Suitably subtle inquiries led Whispr to a bus-size mobile food operation that was currently parked to the south of a major construction project. One of several mobile kitchens that slaved to sate the appetites of the site’s workers, it specialized in Indian-American food. It also provided excellent cover for Chaukutri’s true vocation. The small kitchen took up far less of the vehicle’s interior than appearances suggested. In addition to performing surreptitious melds Chaukutri also served up some mean pakoras. While his wife made naan up front her husband remade people in back.

The melder’s reaction upon greeting his sinuous visitor was less than what Whispr had hoped.

“You—go, go on, get away!” Peering nervously out the rear service door of the industrial vehicle, the jumpy Chaukutri looked in all directions.

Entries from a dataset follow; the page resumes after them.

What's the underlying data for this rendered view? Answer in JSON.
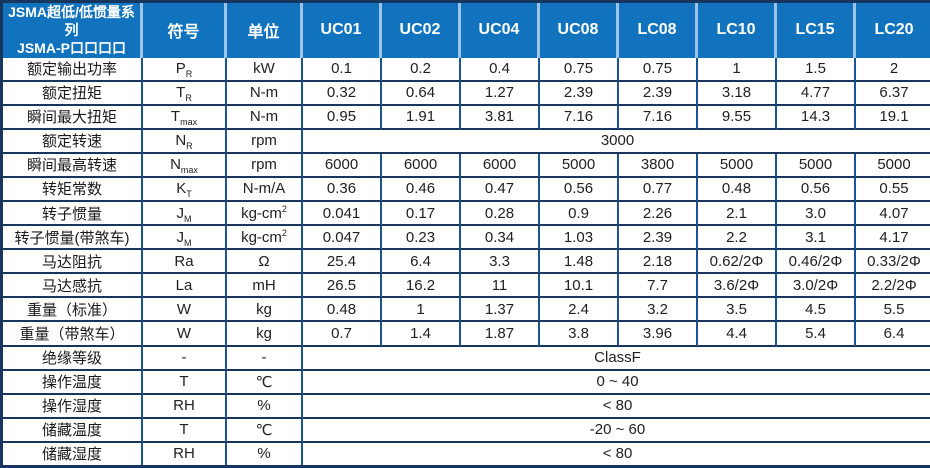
{
  "table": {
    "corner_header": {
      "line1": "JSMA超低/低惯量系列",
      "line2": "JSMA-P口口口口"
    },
    "symbol_header": "符号",
    "unit_header": "单位",
    "model_headers": [
      "UC01",
      "UC02",
      "UC04",
      "UC08",
      "LC08",
      "LC10",
      "LC15",
      "LC20"
    ],
    "rows": [
      {
        "label": "额定输出功率",
        "sym": "P",
        "sub": "R",
        "unit": "kW",
        "values": [
          "0.1",
          "0.2",
          "0.4",
          "0.75",
          "0.75",
          "1",
          "1.5",
          "2"
        ]
      },
      {
        "label": "额定扭矩",
        "sym": "T",
        "sub": "R",
        "unit": "N-m",
        "values": [
          "0.32",
          "0.64",
          "1.27",
          "2.39",
          "2.39",
          "3.18",
          "4.77",
          "6.37"
        ]
      },
      {
        "label": "瞬间最大扭矩",
        "sym": "T",
        "sub": "max",
        "unit": "N-m",
        "values": [
          "0.95",
          "1.91",
          "3.81",
          "7.16",
          "7.16",
          "9.55",
          "14.3",
          "19.1"
        ]
      },
      {
        "label": "额定转速",
        "sym": "N",
        "sub": "R",
        "unit": "rpm",
        "span": "3000"
      },
      {
        "label": "瞬间最高转速",
        "sym": "N",
        "sub": "max",
        "unit": "rpm",
        "values": [
          "6000",
          "6000",
          "6000",
          "5000",
          "3800",
          "5000",
          "5000",
          "5000"
        ]
      },
      {
        "label": "转矩常数",
        "sym": "K",
        "sub": "T",
        "unit": "N-m/A",
        "values": [
          "0.36",
          "0.46",
          "0.47",
          "0.56",
          "0.77",
          "0.48",
          "0.56",
          "0.55"
        ]
      },
      {
        "label": "转子惯量",
        "sym": "J",
        "sub": "M",
        "unit": "kg-cm",
        "unit_sup": "2",
        "values": [
          "0.041",
          "0.17",
          "0.28",
          "0.9",
          "2.26",
          "2.1",
          "3.0",
          "4.07"
        ]
      },
      {
        "label": "转子惯量(带煞车)",
        "sym": "J",
        "sub": "M",
        "unit": "kg-cm",
        "unit_sup": "2",
        "values": [
          "0.047",
          "0.23",
          "0.34",
          "1.03",
          "2.39",
          "2.2",
          "3.1",
          "4.17"
        ]
      },
      {
        "label": "马达阻抗",
        "sym": "Ra",
        "unit": "Ω",
        "values": [
          "25.4",
          "6.4",
          "3.3",
          "1.48",
          "2.18",
          "0.62/2Φ",
          "0.46/2Φ",
          "0.33/2Φ"
        ]
      },
      {
        "label": "马达感抗",
        "sym": "La",
        "unit": "mH",
        "values": [
          "26.5",
          "16.2",
          "11",
          "10.1",
          "7.7",
          "3.6/2Φ",
          "3.0/2Φ",
          "2.2/2Φ"
        ]
      },
      {
        "label": "重量（标准）",
        "sym": "W",
        "unit": "kg",
        "values": [
          "0.48",
          "1",
          "1.37",
          "2.4",
          "3.2",
          "3.5",
          "4.5",
          "5.5"
        ]
      },
      {
        "label": "重量（带煞车）",
        "sym": "W",
        "unit": "kg",
        "values": [
          "0.7",
          "1.4",
          "1.87",
          "3.8",
          "3.96",
          "4.4",
          "5.4",
          "6.4"
        ]
      },
      {
        "label": "绝缘等级",
        "sym": "-",
        "unit": "-",
        "span": "ClassF"
      },
      {
        "label": "操作温度",
        "sym": "T",
        "unit": "℃",
        "span": "0 ~ 40"
      },
      {
        "label": "操作湿度",
        "sym": "RH",
        "unit": "%",
        "span": "< 80"
      },
      {
        "label": "储藏温度",
        "sym": "T",
        "unit": "℃",
        "span": "-20 ~ 60"
      },
      {
        "label": "储藏湿度",
        "sym": "RH",
        "unit": "%",
        "span": "< 80"
      }
    ]
  }
}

Whispr slipped forward past the shorter man. “Look, ’Cuda, I know I’m a little hot right now but …”

“Hot?
Hot!
” The outer door hummed as it slammed shut behind the skinny visitor. It was reinforced and armored against forcible intrusion. Not the sort of vehicular entryway one would expect to find in a mobile kitchen. “You are not hot, my friend. You are incendiary! You are combustible!” He grabbed Whispr by one arm. “Get out of my place before proximity to you burns up all of us!”